Supplementary Material for: How Neuronal Migration Contributes to the Morphogenesis of the CNS: Insights from the Zebrafish
2007-12-13T00:00:00Z (GMT) by
We used transgenic zebrafish expressing GFP or YFP in subpopulations of neurons to study the migration, homing process and axon extension of groups of CNS neurons in different regions of the zebrafish brain. We found that extensive migration takes place at all levels of the CNS and gives rise to nuclei or cell populations with specific identities. Here, we describe 4 previously unknown or only partially characterized migratory events taking place in the zebrafish telencephalon and rhombic lip, using 3 different transgenic lines, and identify the phenotypes of the cells undertaking these migrations.

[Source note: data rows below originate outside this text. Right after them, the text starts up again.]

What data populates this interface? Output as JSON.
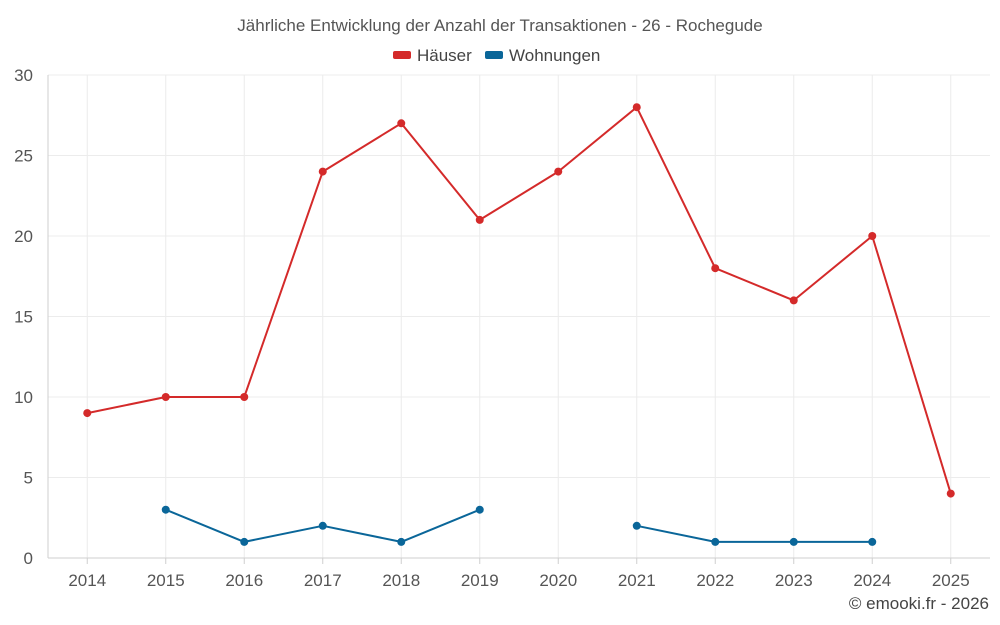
{
  "chart_data": {
    "type": "line",
    "title": "Jährliche Entwicklung der Anzahl der Transaktionen - 26 - Rochegude",
    "categories": [
      "2014",
      "2015",
      "2016",
      "2017",
      "2018",
      "2019",
      "2020",
      "2021",
      "2022",
      "2023",
      "2024",
      "2025"
    ],
    "series": [
      {
        "name": "Häuser",
        "color": "#d42a2a",
        "values": [
          9,
          10,
          10,
          24,
          27,
          21,
          24,
          28,
          18,
          16,
          20,
          4
        ]
      },
      {
        "name": "Wohnungen",
        "color": "#0a6699",
        "values": [
          null,
          3,
          1,
          2,
          1,
          3,
          null,
          2,
          1,
          1,
          1,
          null
        ]
      }
    ],
    "yticks": [
      0,
      5,
      10,
      15,
      20,
      25,
      30
    ],
    "ylim": [
      0,
      30
    ],
    "legend_position": "top-center",
    "grid": true,
    "xlabel": "",
    "ylabel": ""
  },
  "footer": "© emooki.fr - 2026"
}
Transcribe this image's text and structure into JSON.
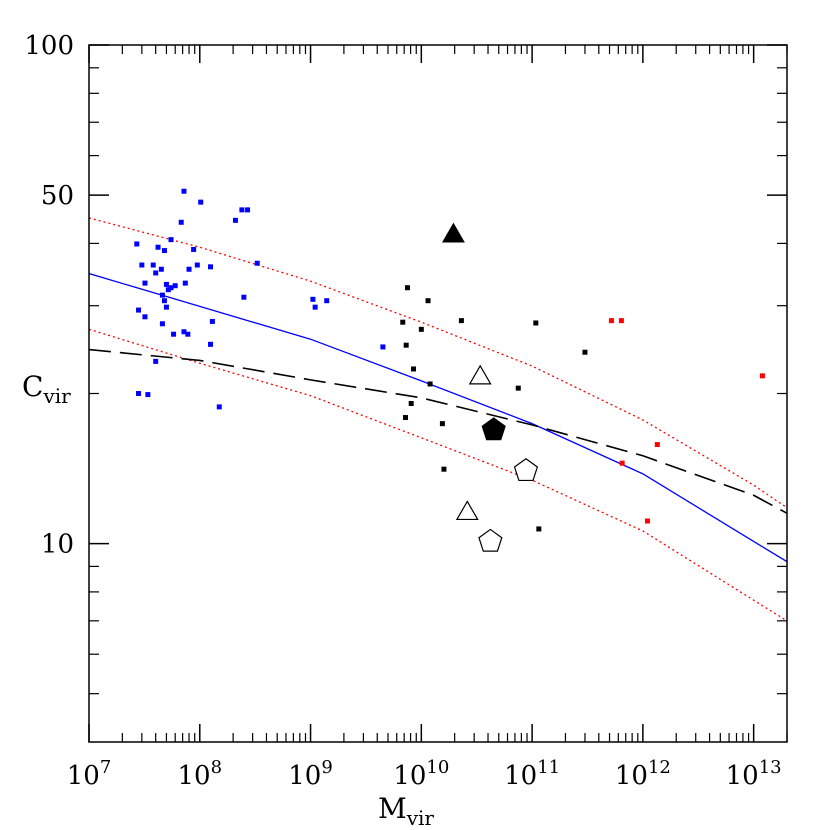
{
  "chart_data": {
    "type": "scatter",
    "xlabel": {
      "main": "M",
      "sub": "vir"
    },
    "ylabel": {
      "main": "C",
      "sub": "vir"
    },
    "x_scale": "log",
    "y_scale": "log",
    "xlim": [
      10000000,
      20000000000000
    ],
    "ylim": [
      4,
      100
    ],
    "grid": false,
    "x_ticks": [
      {
        "value": 10000000,
        "base": "10",
        "exp": "7"
      },
      {
        "value": 100000000,
        "base": "10",
        "exp": "8"
      },
      {
        "value": 1000000000,
        "base": "10",
        "exp": "9"
      },
      {
        "value": 10000000000,
        "base": "10",
        "exp": "10"
      },
      {
        "value": 100000000000,
        "base": "10",
        "exp": "11"
      },
      {
        "value": 1000000000000,
        "base": "10",
        "exp": "12"
      },
      {
        "value": 10000000000000,
        "base": "10",
        "exp": "13"
      }
    ],
    "y_ticks": [
      {
        "value": 10,
        "label": "10"
      },
      {
        "value": 50,
        "label": "50"
      },
      {
        "value": 100,
        "label": "100"
      }
    ],
    "series": [
      {
        "marker": "square",
        "color": "#0000ff",
        "points": [
          [
            27000000,
            39.9
          ],
          [
            30000000,
            36.2
          ],
          [
            32000000,
            33.3
          ],
          [
            28000000,
            29.4
          ],
          [
            32000000,
            28.5
          ],
          [
            38000000,
            36.2
          ],
          [
            40000000,
            34.9
          ],
          [
            42000000,
            39.3
          ],
          [
            48000000,
            38.7
          ],
          [
            45000000,
            35.5
          ],
          [
            50000000,
            33.1
          ],
          [
            52000000,
            32.3
          ],
          [
            55000000,
            32.6
          ],
          [
            48000000,
            30.7
          ],
          [
            60000000,
            32.9
          ],
          [
            46000000,
            31.5
          ],
          [
            50000000,
            29.8
          ],
          [
            46000000,
            27.6
          ],
          [
            58000000,
            26.3
          ],
          [
            72000000,
            26.6
          ],
          [
            78000000,
            26.3
          ],
          [
            40000000,
            23.2
          ],
          [
            28000000,
            20.0
          ],
          [
            34000000,
            19.9
          ],
          [
            72000000,
            50.9
          ],
          [
            68000000,
            44.1
          ],
          [
            55000000,
            40.7
          ],
          [
            88000000,
            38.9
          ],
          [
            102000000,
            48.4
          ],
          [
            125000000,
            35.9
          ],
          [
            95000000,
            36.2
          ],
          [
            80000000,
            35.5
          ],
          [
            74000000,
            33.3
          ],
          [
            130000000,
            27.9
          ],
          [
            125000000,
            25.1
          ],
          [
            150000000,
            18.8
          ],
          [
            210000000,
            44.5
          ],
          [
            240000000,
            46.7
          ],
          [
            270000000,
            46.7
          ],
          [
            330000000,
            36.5
          ],
          [
            250000000,
            31.2
          ],
          [
            1050000000,
            30.9
          ],
          [
            1100000000,
            29.8
          ],
          [
            1400000000,
            30.7
          ],
          [
            4500000000,
            24.8
          ]
        ]
      },
      {
        "marker": "square",
        "color": "#000000",
        "points": [
          [
            7500000000,
            32.6
          ],
          [
            11500000000,
            30.7
          ],
          [
            23000000000,
            28.0
          ],
          [
            6800000000,
            27.8
          ],
          [
            10000000000,
            26.9
          ],
          [
            7300000000,
            25.0
          ],
          [
            8500000000,
            22.4
          ],
          [
            12000000000,
            20.9
          ],
          [
            8100000000,
            19.1
          ],
          [
            7200000000,
            17.9
          ],
          [
            15500000000,
            17.4
          ],
          [
            16000000000,
            14.1
          ],
          [
            75000000000,
            20.5
          ],
          [
            108000000000,
            27.7
          ],
          [
            300000000000,
            24.2
          ],
          [
            115000000000,
            10.7
          ]
        ]
      },
      {
        "marker": "square",
        "color": "#ff0000",
        "points": [
          [
            520000000000,
            28.0
          ],
          [
            640000000000,
            28.0
          ],
          [
            1100000000000,
            11.1
          ],
          [
            650000000000,
            14.5
          ],
          [
            1350000000000,
            15.8
          ],
          [
            12000000000000,
            21.7
          ]
        ]
      },
      {
        "marker": "triangle",
        "color": "#000000",
        "filled": true,
        "points": [
          [
            19500000000,
            41.8
          ]
        ]
      },
      {
        "marker": "triangle",
        "color": "#000000",
        "filled": false,
        "points": [
          [
            34000000000,
            21.7
          ],
          [
            26000000000,
            11.6
          ]
        ]
      },
      {
        "marker": "pentagon",
        "color": "#000000",
        "filled": true,
        "points": [
          [
            45000000000,
            16.9
          ]
        ]
      },
      {
        "marker": "pentagon",
        "color": "#000000",
        "filled": false,
        "points": [
          [
            88000000000,
            14.0
          ],
          [
            42000000000,
            10.1
          ]
        ]
      }
    ],
    "lines": [
      {
        "style": "solid",
        "color": "#0000ff",
        "points": [
          [
            10000000,
            34.8
          ],
          [
            100000000,
            29.9
          ],
          [
            1000000000,
            25.7
          ],
          [
            10000000000,
            21.2
          ],
          [
            100000000000,
            17.4
          ],
          [
            1000000000000,
            13.8
          ],
          [
            10000000000000,
            10.1
          ],
          [
            20000000000000,
            9.2
          ]
        ]
      },
      {
        "style": "dotted",
        "color": "#ff0000",
        "points": [
          [
            10000000,
            45.0
          ],
          [
            100000000,
            39.3
          ],
          [
            1000000000,
            33.6
          ],
          [
            10000000000,
            27.8
          ],
          [
            100000000000,
            22.7
          ],
          [
            1000000000000,
            17.7
          ],
          [
            10000000000000,
            13.1
          ],
          [
            20000000000000,
            11.8
          ]
        ]
      },
      {
        "style": "dotted",
        "color": "#ff0000",
        "points": [
          [
            10000000,
            26.9
          ],
          [
            100000000,
            23.0
          ],
          [
            1000000000,
            19.8
          ],
          [
            10000000000,
            16.3
          ],
          [
            100000000000,
            13.4
          ],
          [
            1000000000000,
            10.6
          ],
          [
            10000000000000,
            7.7
          ],
          [
            20000000000000,
            7.0
          ]
        ]
      },
      {
        "style": "dashed",
        "color": "#000000",
        "points": [
          [
            10000000,
            24.5
          ],
          [
            100000000,
            23.3
          ],
          [
            1000000000,
            21.3
          ],
          [
            10000000000,
            19.6
          ],
          [
            100000000000,
            17.3
          ],
          [
            1000000000000,
            15.0
          ],
          [
            10000000000000,
            12.5
          ],
          [
            20000000000000,
            11.5
          ]
        ]
      }
    ]
  }
}
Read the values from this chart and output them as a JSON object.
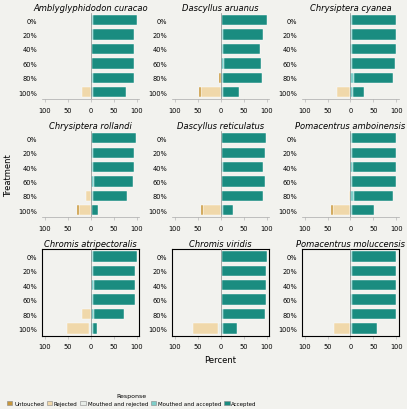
{
  "species": [
    [
      "Amblyglyphidodon curacao",
      "Dascyllus aruanus",
      "Chrysiptera cyanea"
    ],
    [
      "Chrysiptera rollandi",
      "Dascyllus reticulatus",
      "Pomacentrus amboinensis"
    ],
    [
      "Chromis atripectoralis",
      "Chromis viridis",
      "Pomacentrus moluccensis"
    ]
  ],
  "treatments": [
    "0%",
    "20%",
    "40%",
    "60%",
    "80%",
    "100%"
  ],
  "categories": [
    "Untouched",
    "Rejected",
    "Mouthed and rejected",
    "Mouthed and accepted",
    "Accepted"
  ],
  "colors": [
    "#c8973a",
    "#f0d8aa",
    "#e8ede8",
    "#7ecfca",
    "#1a8c80"
  ],
  "data": {
    "Amblyglyphidodon curacao": {
      "Untouched": [
        0,
        0,
        0,
        0,
        0,
        0
      ],
      "Rejected": [
        0,
        0,
        0,
        0,
        0,
        18
      ],
      "Mouthed and rejected": [
        0,
        0,
        0,
        0,
        0,
        0
      ],
      "Mouthed and accepted": [
        5,
        5,
        3,
        2,
        5,
        5
      ],
      "Accepted": [
        95,
        90,
        92,
        93,
        90,
        72
      ]
    },
    "Dascyllus aruanus": {
      "Untouched": [
        0,
        0,
        0,
        0,
        3,
        5
      ],
      "Rejected": [
        0,
        0,
        0,
        0,
        0,
        42
      ],
      "Mouthed and rejected": [
        0,
        0,
        0,
        0,
        0,
        0
      ],
      "Mouthed and accepted": [
        3,
        5,
        5,
        8,
        5,
        5
      ],
      "Accepted": [
        97,
        88,
        80,
        80,
        85,
        35
      ]
    },
    "Chrysiptera cyanea": {
      "Untouched": [
        0,
        0,
        0,
        0,
        0,
        0
      ],
      "Rejected": [
        0,
        0,
        0,
        0,
        0,
        30
      ],
      "Mouthed and rejected": [
        0,
        0,
        0,
        0,
        0,
        0
      ],
      "Mouthed and accepted": [
        3,
        3,
        3,
        3,
        8,
        5
      ],
      "Accepted": [
        97,
        95,
        95,
        93,
        85,
        25
      ]
    },
    "Chrysiptera rollandi": {
      "Untouched": [
        0,
        0,
        0,
        0,
        0,
        5
      ],
      "Rejected": [
        0,
        0,
        0,
        0,
        10,
        25
      ],
      "Mouthed and rejected": [
        0,
        0,
        0,
        0,
        0,
        0
      ],
      "Mouthed and accepted": [
        3,
        5,
        5,
        8,
        5,
        3
      ],
      "Accepted": [
        95,
        90,
        90,
        85,
        75,
        12
      ]
    },
    "Dascyllus reticulatus": {
      "Untouched": [
        0,
        0,
        0,
        0,
        0,
        5
      ],
      "Rejected": [
        0,
        0,
        0,
        0,
        0,
        38
      ],
      "Mouthed and rejected": [
        0,
        0,
        0,
        0,
        0,
        0
      ],
      "Mouthed and accepted": [
        3,
        3,
        5,
        3,
        3,
        5
      ],
      "Accepted": [
        95,
        93,
        88,
        93,
        90,
        22
      ]
    },
    "Pomacentrus amboinensis": {
      "Untouched": [
        0,
        0,
        0,
        0,
        0,
        5
      ],
      "Rejected": [
        0,
        0,
        0,
        0,
        3,
        38
      ],
      "Mouthed and rejected": [
        0,
        0,
        0,
        0,
        0,
        0
      ],
      "Mouthed and accepted": [
        3,
        3,
        5,
        3,
        8,
        3
      ],
      "Accepted": [
        97,
        95,
        95,
        95,
        85,
        48
      ]
    },
    "Chromis atripectoralis": {
      "Untouched": [
        0,
        0,
        0,
        0,
        0,
        0
      ],
      "Rejected": [
        0,
        0,
        0,
        0,
        18,
        48
      ],
      "Mouthed and rejected": [
        0,
        0,
        0,
        0,
        0,
        3
      ],
      "Mouthed and accepted": [
        5,
        5,
        8,
        5,
        8,
        5
      ],
      "Accepted": [
        95,
        92,
        88,
        92,
        65,
        8
      ]
    },
    "Chromis viridis": {
      "Untouched": [
        0,
        0,
        0,
        0,
        0,
        0
      ],
      "Rejected": [
        0,
        0,
        0,
        0,
        0,
        55
      ],
      "Mouthed and rejected": [
        0,
        0,
        0,
        0,
        0,
        5
      ],
      "Mouthed and accepted": [
        3,
        3,
        3,
        3,
        5,
        5
      ],
      "Accepted": [
        97,
        95,
        95,
        95,
        92,
        30
      ]
    },
    "Pomacentrus moluccensis": {
      "Untouched": [
        0,
        0,
        0,
        0,
        0,
        0
      ],
      "Rejected": [
        0,
        0,
        0,
        0,
        0,
        35
      ],
      "Mouthed and rejected": [
        0,
        0,
        0,
        0,
        0,
        0
      ],
      "Mouthed and accepted": [
        3,
        3,
        3,
        3,
        3,
        3
      ],
      "Accepted": [
        97,
        97,
        97,
        97,
        97,
        55
      ]
    }
  },
  "xlim": [
    -105,
    105
  ],
  "xticks": [
    -100,
    -50,
    0,
    50,
    100
  ],
  "xticklabels": [
    "100",
    "50",
    "0",
    "50",
    "100"
  ],
  "ylabel": "Treatment",
  "xlabel": "Percent",
  "background_color": "#f2f2ee",
  "bar_height": 0.72,
  "title_fontsize": 6.0,
  "tick_fontsize": 4.8,
  "label_fontsize": 6.0
}
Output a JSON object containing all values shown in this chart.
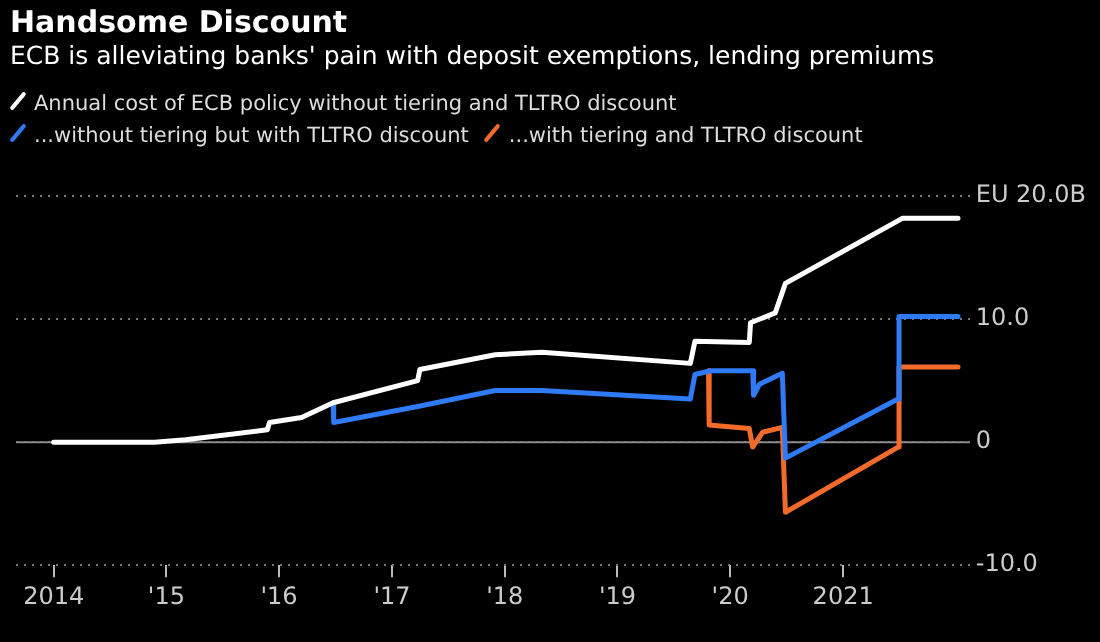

The migration of a subgroup of mitral cell precursors from the dorsocaudal telencephalon to the olfactory bulb, visualized in the tg(tbr1:YFP) transgenic line, is coupled with morphogenetic transformation of the dorsal telencephalon. The tg(1.4dlx5a-6a:GFP) transgenic line provides a means to analyze the migration of GABAergic interneurons from the ventral to the dorsal telencephalon, thus extending the occurrence of this migration to another vertebrate. The tg(Xeom:GFP) transgenic line provides the first demonstration of the dorsoventral migration of glutamatergic septal neurons, present in mammals and now described in fish, thus reconciling the contrasting evidence of dorsal patterning genes (tbr1, eomes) expressed in a ventral cell population. Furthermore, migration studies in the tg(1.4dlx5a-6a:GFP) and tg(Xeom:GFP) lines help determine the origin of 2 important cell populations in the fish cerebellum: projection neurons and Purkinje cells. These examples reinforce the concept that migratory events contribute to the distribution of cell types with diverse identities through the CNS and that zebrafish transgenic lines represent excellent tools to study these events.